A spoonful of the Braised Beef, Porter and Star Anise Pie proved the meat was tender and the pastry was buttery and crisp which complimented the rich spiced filling. All the meat is locally sourced and the Yorkshire Dales Sausage with cider gravy created a warming winter dish with power to warm through in the bitterest Northern winds. There is an effort to provide vegan, vegetarian and gluten free options within the menu with a ‘vegan mash’ and an earthy Beetroot and Mushroom casserole.
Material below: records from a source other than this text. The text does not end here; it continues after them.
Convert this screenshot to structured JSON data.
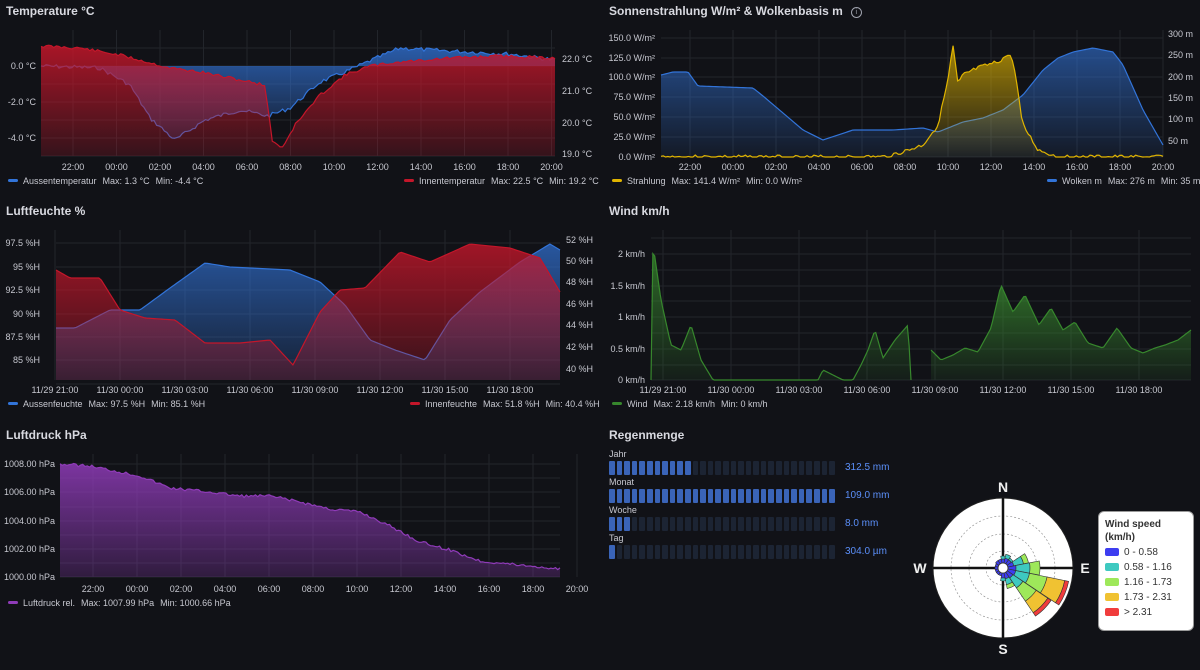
{
  "panels": {
    "temperature": {
      "title": "Temperature °C",
      "left_axis": [
        "0.0 °C",
        "-2.0 °C",
        "-4.0 °C"
      ],
      "right_axis": [
        "22.0 °C",
        "21.0 °C",
        "20.0 °C",
        "19.0 °C"
      ],
      "x_ticks": [
        "22:00",
        "00:00",
        "02:00",
        "04:00",
        "06:00",
        "08:00",
        "10:00",
        "12:00",
        "14:00",
        "16:00",
        "18:00",
        "20:00"
      ],
      "legend_left": {
        "name": "Aussentemperatur",
        "max": "Max: 1.3 °C",
        "min": "Min: -4.4 °C",
        "color": "#3274d9"
      },
      "legend_right": {
        "name": "Innentemperatur",
        "max": "Max: 22.5 °C",
        "min": "Min: 19.2 °C",
        "color": "#c4162a"
      }
    },
    "sun": {
      "title": "Sonnenstrahlung W/m² & Wolkenbasis m",
      "left_axis": [
        "150.0 W/m²",
        "125.0 W/m²",
        "100.0 W/m²",
        "75.0 W/m²",
        "50.0 W/m²",
        "25.0 W/m²",
        "0.0 W/m²"
      ],
      "right_axis": [
        "300 m",
        "250 m",
        "200 m",
        "150 m",
        "100 m",
        "50 m"
      ],
      "x_ticks": [
        "22:00",
        "00:00",
        "02:00",
        "04:00",
        "06:00",
        "08:00",
        "10:00",
        "12:00",
        "14:00",
        "16:00",
        "18:00",
        "20:00"
      ],
      "legend_left": {
        "name": "Strahlung",
        "max": "Max: 141.4 W/m²",
        "min": "Min: 0.0 W/m²",
        "color": "#e0b400"
      },
      "legend_right": {
        "name": "Wolken m",
        "max": "Max: 276 m",
        "min": "Min: 35 m",
        "color": "#3274d9"
      }
    },
    "humidity": {
      "title": "Luftfeuchte %",
      "left_axis": [
        "97.5 %H",
        "95 %H",
        "92.5 %H",
        "90 %H",
        "87.5 %H",
        "85 %H"
      ],
      "right_axis": [
        "52 %H",
        "50 %H",
        "48 %H",
        "46 %H",
        "44 %H",
        "42 %H",
        "40 %H"
      ],
      "x_ticks": [
        "11/29 21:00",
        "11/30 00:00",
        "11/30 03:00",
        "11/30 06:00",
        "11/30 09:00",
        "11/30 12:00",
        "11/30 15:00",
        "11/30 18:00"
      ],
      "legend_left": {
        "name": "Aussenfeuchte",
        "max": "Max: 97.5 %H",
        "min": "Min: 85.1 %H",
        "color": "#3274d9"
      },
      "legend_right": {
        "name": "Innenfeuchte",
        "max": "Max: 51.8 %H",
        "min": "Min: 40.4 %H",
        "color": "#c4162a"
      }
    },
    "wind": {
      "title": "Wind km/h",
      "left_axis": [
        "2 km/h",
        "1.5 km/h",
        "1 km/h",
        "0.5 km/h",
        "0 km/h"
      ],
      "x_ticks": [
        "11/29 21:00",
        "11/30 00:00",
        "11/30 03:00",
        "11/30 06:00",
        "11/30 09:00",
        "11/30 12:00",
        "11/30 15:00",
        "11/30 18:00"
      ],
      "legend": {
        "name": "Wind",
        "max": "Max: 2.18 km/h",
        "min": "Min: 0 km/h",
        "color": "#37872d"
      }
    },
    "pressure": {
      "title": "Luftdruck hPa",
      "left_axis": [
        "1008.00 hPa",
        "1006.00 hPa",
        "1004.00 hPa",
        "1002.00 hPa",
        "1000.00 hPa"
      ],
      "x_ticks": [
        "22:00",
        "00:00",
        "02:00",
        "04:00",
        "06:00",
        "08:00",
        "10:00",
        "12:00",
        "14:00",
        "16:00",
        "18:00",
        "20:00"
      ],
      "legend": {
        "name": "Luftdruck rel.",
        "max": "Max: 1007.99 hPa",
        "min": "Min: 1000.66 hPa",
        "color": "#8f3bb8"
      }
    },
    "rain": {
      "title": "Regenmenge",
      "rows": [
        {
          "label": "Jahr",
          "value": "312.5 mm",
          "fill": 0.37
        },
        {
          "label": "Monat",
          "value": "109.0 mm",
          "fill": 1.0
        },
        {
          "label": "Woche",
          "value": "8.0 mm",
          "fill": 0.1
        },
        {
          "label": "Tag",
          "value": "304.0 µm",
          "fill": 0.02
        }
      ]
    },
    "windrose": {
      "directions": {
        "n": "N",
        "e": "E",
        "s": "S",
        "w": "W"
      },
      "legend_title": "Wind speed (km/h)",
      "legend_items": [
        {
          "label": "0 - 0.58",
          "color": "#3d3df0"
        },
        {
          "label": "0.58 - 1.16",
          "color": "#3ec9c0"
        },
        {
          "label": "1.16 - 1.73",
          "color": "#9ee85a"
        },
        {
          "label": "1.73 - 2.31",
          "color": "#f0c232"
        },
        {
          "label": "> 2.31",
          "color": "#f03c3c"
        }
      ]
    }
  }
}
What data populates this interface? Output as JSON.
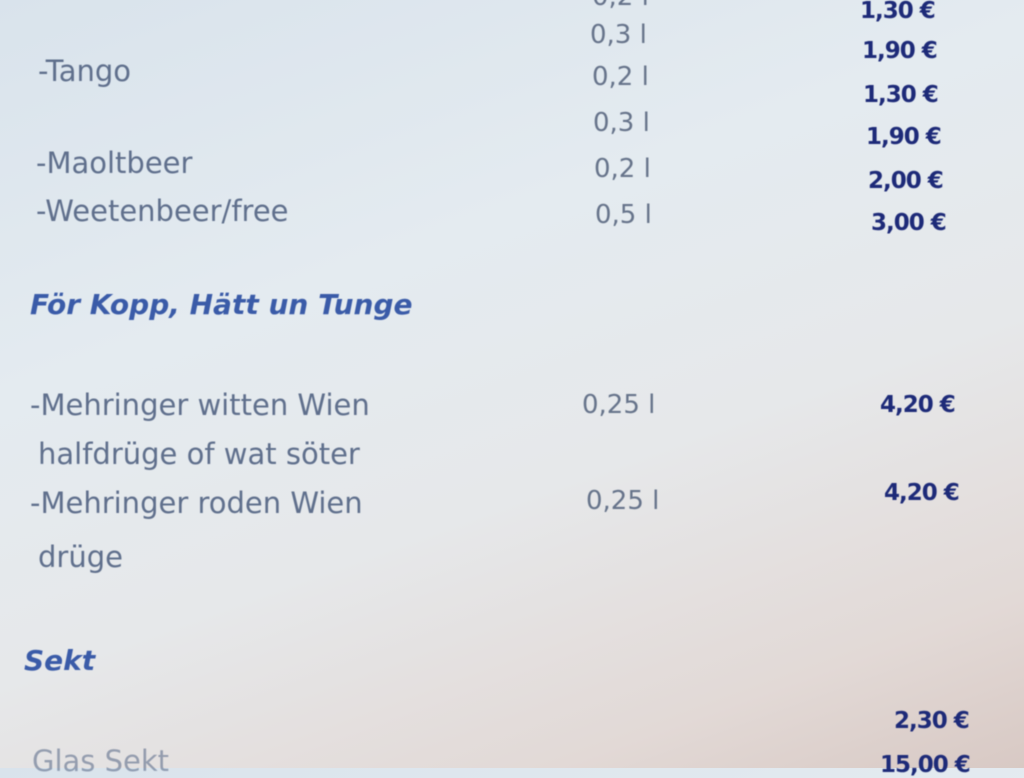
{
  "items": [
    {
      "name": "-Tango",
      "volumes": [
        "0,3 l",
        "0,2 l",
        "0,3 l"
      ],
      "prices": [
        "1,90 €",
        "1,30 €",
        "1,90 €"
      ]
    },
    {
      "name": "-Maoltbeer",
      "volume": "0,2 l",
      "price": "2,00 €"
    },
    {
      "name": "-Weetenbeer/free",
      "volume": "0,5 l",
      "price": "3,00 €"
    }
  ],
  "top_partial": {
    "volume": "0,2 l",
    "price": "1,30 €"
  },
  "section_wine": {
    "title": "För Kopp, Hätt un Tunge",
    "items": [
      {
        "name": "-Mehringer witten Wien",
        "detail": "halfdrüge of wat söter",
        "volume": "0,25 l",
        "price": "4,20 €"
      },
      {
        "name": "-Mehringer roden Wien",
        "detail": "drüge",
        "volume": "0,25 l",
        "price": "4,20 €"
      }
    ]
  },
  "section_sekt": {
    "title": "Sekt",
    "items": [
      {
        "name": "Glas Sekt",
        "price": "2,30 €",
        "price2": "15,00 €"
      }
    ]
  }
}
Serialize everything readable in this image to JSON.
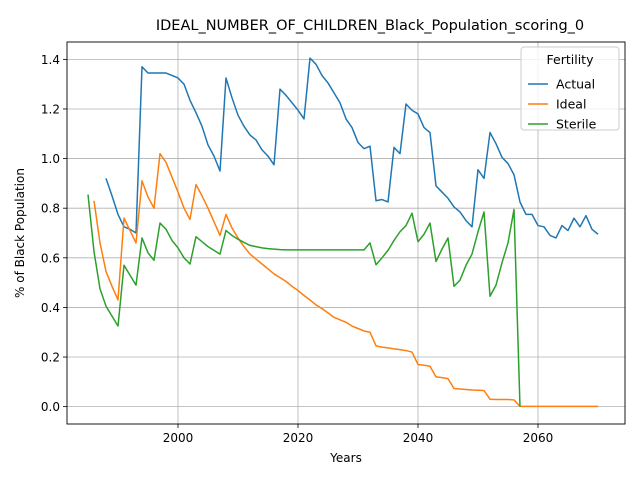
{
  "chart_data": {
    "type": "line",
    "title": "IDEAL_NUMBER_OF_CHILDREN_Black_Population_scoring_0",
    "xlabel": "Years",
    "ylabel": "% of Black Population",
    "xlim": [
      1981.5,
      2074.5
    ],
    "ylim": [
      -0.07,
      1.47
    ],
    "xticks": [
      2000,
      2020,
      2040,
      2060
    ],
    "xtick_labels": [
      "2000",
      "2020",
      "2040",
      "2060"
    ],
    "yticks": [
      0.0,
      0.2,
      0.4,
      0.6,
      0.8,
      1.0,
      1.2,
      1.4
    ],
    "ytick_labels": [
      "0.0",
      "0.2",
      "0.4",
      "0.6",
      "0.8",
      "1.0",
      "1.2",
      "1.4"
    ],
    "grid": true,
    "legend": {
      "title": "Fertility",
      "placement": "top-right"
    },
    "series": [
      {
        "name": "Actual",
        "color": "#1f77b4",
        "x": [
          1988,
          1989,
          1990,
          1991,
          1992,
          1993,
          1994,
          1995,
          1996,
          1997,
          1998,
          1999,
          2000,
          2001,
          2002,
          2003,
          2004,
          2005,
          2006,
          2007,
          2008,
          2009,
          2010,
          2011,
          2012,
          2013,
          2014,
          2015,
          2016,
          2017,
          2018,
          2019,
          2020,
          2021,
          2022,
          2023,
          2024,
          2025,
          2026,
          2027,
          2028,
          2029,
          2030,
          2031,
          2032,
          2033,
          2034,
          2035,
          2036,
          2037,
          2038,
          2039,
          2040,
          2041,
          2042,
          2043,
          2044,
          2045,
          2046,
          2047,
          2048,
          2049,
          2050,
          2051,
          2052,
          2053,
          2054,
          2055,
          2056,
          2057,
          2058,
          2059,
          2060,
          2061,
          2062,
          2063,
          2064,
          2065,
          2066,
          2067,
          2068,
          2069,
          2070
        ],
        "values": [
          0.92,
          0.85,
          0.775,
          0.725,
          0.715,
          0.7,
          1.37,
          1.345,
          1.345,
          1.345,
          1.345,
          1.335,
          1.325,
          1.3,
          1.235,
          1.185,
          1.13,
          1.055,
          1.01,
          0.95,
          1.325,
          1.245,
          1.175,
          1.13,
          1.095,
          1.075,
          1.035,
          1.01,
          0.975,
          1.28,
          1.255,
          1.225,
          1.195,
          1.16,
          1.405,
          1.38,
          1.335,
          1.305,
          1.265,
          1.225,
          1.16,
          1.125,
          1.065,
          1.04,
          1.05,
          0.83,
          0.835,
          0.825,
          1.045,
          1.02,
          1.22,
          1.195,
          1.18,
          1.125,
          1.105,
          0.89,
          0.865,
          0.84,
          0.805,
          0.785,
          0.75,
          0.725,
          0.955,
          0.92,
          1.105,
          1.06,
          1.005,
          0.98,
          0.935,
          0.825,
          0.775,
          0.775,
          0.73,
          0.725,
          0.69,
          0.68,
          0.73,
          0.71,
          0.76,
          0.725,
          0.77,
          0.715,
          0.695
        ]
      },
      {
        "name": "Ideal",
        "color": "#ff7f0e",
        "x": [
          1986,
          1987,
          1988,
          1989,
          1990,
          1991,
          1992,
          1993,
          1994,
          1995,
          1996,
          1997,
          1998,
          1999,
          2000,
          2001,
          2002,
          2003,
          2004,
          2005,
          2006,
          2007,
          2008,
          2009,
          2010,
          2011,
          2012,
          2013,
          2014,
          2015,
          2016,
          2017,
          2018,
          2019,
          2020,
          2021,
          2022,
          2023,
          2024,
          2025,
          2026,
          2027,
          2028,
          2029,
          2030,
          2031,
          2032,
          2033,
          2034,
          2035,
          2036,
          2037,
          2038,
          2039,
          2040,
          2041,
          2042,
          2043,
          2044,
          2045,
          2046,
          2047,
          2048,
          2049,
          2050,
          2051,
          2052,
          2053,
          2054,
          2055,
          2056,
          2057,
          2058,
          2059,
          2060,
          2061,
          2062,
          2063,
          2064,
          2065,
          2066,
          2067,
          2068,
          2069,
          2070
        ],
        "values": [
          0.83,
          0.66,
          0.545,
          0.485,
          0.43,
          0.76,
          0.71,
          0.66,
          0.91,
          0.845,
          0.8,
          1.02,
          0.985,
          0.925,
          0.865,
          0.8,
          0.755,
          0.895,
          0.85,
          0.8,
          0.745,
          0.69,
          0.775,
          0.72,
          0.68,
          0.645,
          0.615,
          0.595,
          0.575,
          0.555,
          0.535,
          0.52,
          0.505,
          0.485,
          0.468,
          0.448,
          0.43,
          0.41,
          0.395,
          0.378,
          0.36,
          0.35,
          0.34,
          0.325,
          0.315,
          0.305,
          0.3,
          0.245,
          0.24,
          0.237,
          0.233,
          0.23,
          0.226,
          0.22,
          0.17,
          0.167,
          0.163,
          0.12,
          0.117,
          0.113,
          0.073,
          0.071,
          0.069,
          0.067,
          0.066,
          0.065,
          0.03,
          0.029,
          0.029,
          0.029,
          0.027,
          0.001,
          0.001,
          0.001,
          0.001,
          0.001,
          0.001,
          0.001,
          0.001,
          0.001,
          0.001,
          0.001,
          0.001,
          0.001,
          0.001
        ]
      },
      {
        "name": "Sterile",
        "color": "#2ca02c",
        "x": [
          1985,
          1986,
          1987,
          1988,
          1989,
          1990,
          1991,
          1992,
          1993,
          1994,
          1995,
          1996,
          1997,
          1998,
          1999,
          2000,
          2001,
          2002,
          2003,
          2004,
          2005,
          2006,
          2007,
          2008,
          2009,
          2010,
          2011,
          2012,
          2013,
          2014,
          2015,
          2016,
          2017,
          2018,
          2019,
          2020,
          2021,
          2022,
          2023,
          2024,
          2025,
          2026,
          2027,
          2028,
          2029,
          2030,
          2031,
          2032,
          2033,
          2034,
          2035,
          2036,
          2037,
          2038,
          2039,
          2040,
          2041,
          2042,
          2043,
          2044,
          2045,
          2046,
          2047,
          2048,
          2049,
          2050,
          2051,
          2052,
          2053,
          2054,
          2055,
          2056,
          2057
        ],
        "values": [
          0.855,
          0.625,
          0.475,
          0.405,
          0.365,
          0.325,
          0.57,
          0.53,
          0.49,
          0.68,
          0.62,
          0.59,
          0.74,
          0.715,
          0.67,
          0.64,
          0.6,
          0.575,
          0.685,
          0.665,
          0.645,
          0.63,
          0.615,
          0.71,
          0.69,
          0.675,
          0.662,
          0.65,
          0.645,
          0.64,
          0.637,
          0.635,
          0.633,
          0.632,
          0.632,
          0.632,
          0.632,
          0.632,
          0.632,
          0.632,
          0.632,
          0.632,
          0.632,
          0.632,
          0.632,
          0.632,
          0.632,
          0.66,
          0.572,
          0.6,
          0.63,
          0.67,
          0.705,
          0.73,
          0.78,
          0.665,
          0.695,
          0.74,
          0.585,
          0.635,
          0.68,
          0.485,
          0.51,
          0.57,
          0.615,
          0.705,
          0.785,
          0.445,
          0.49,
          0.58,
          0.66,
          0.795,
          0.0
        ]
      }
    ]
  }
}
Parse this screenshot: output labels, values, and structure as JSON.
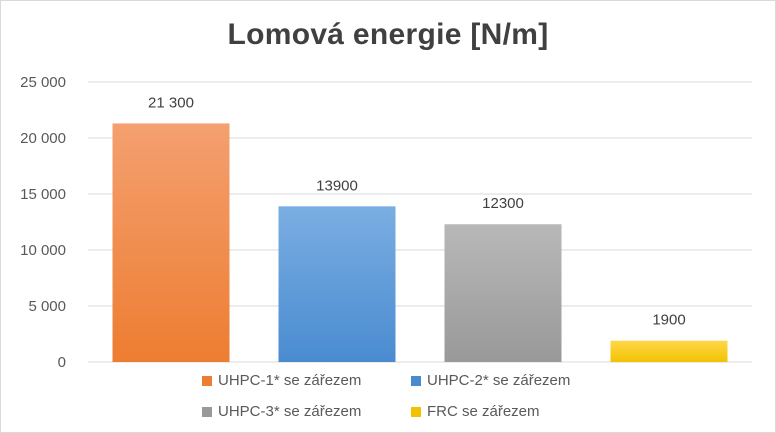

The sides game was also strong. Two words: cheesy leeks. My southern friends sometimes seemed confused by this trusty member of the allium family for reasons I’m yet to understand (apparently leeks are a northern thing) but I’ve always been a firm fan - so add ‘cheesy’ and this was the obvious accompaniment to my meal. These were stringy, creamy and gooey, making them the perfect dunk pool for the chips which were sprinkled with Brunswick five spice. The winter greens were tender and smothered in butter; the roast carrots charred and the vegan mash was surprisingly creamy. The homemade butter which accompanies the Leeds Bread Co-op sourdough bread was one of those things I expected to be nice but unremarkable and how I wrong I was proven. This may sound a little strange for this was hands down the best butter I’ve ever tasted: creamy, salty but more wonderfully, garlicky and with a herb tang. The kind of food that The Brunswick is cooking up is unpretentious yet with all the right flavours in all the right places – satisfying and hearty; in many ways the perfect winter menu.
I finished my meal with an Expresso Martini which was perfectly bitter and biting - topping off this very civilised affair. As we were dining in a more formal fashion I didn’t have chance to try their posh looking toasties though I made a mental note to come back and try the Caprese and French toast. The additions to the menu are not only well thought out seasonal additions but also add variety to the food offering at The Brunswick, with the cocktail menu adding a different drinking dimension to the venue.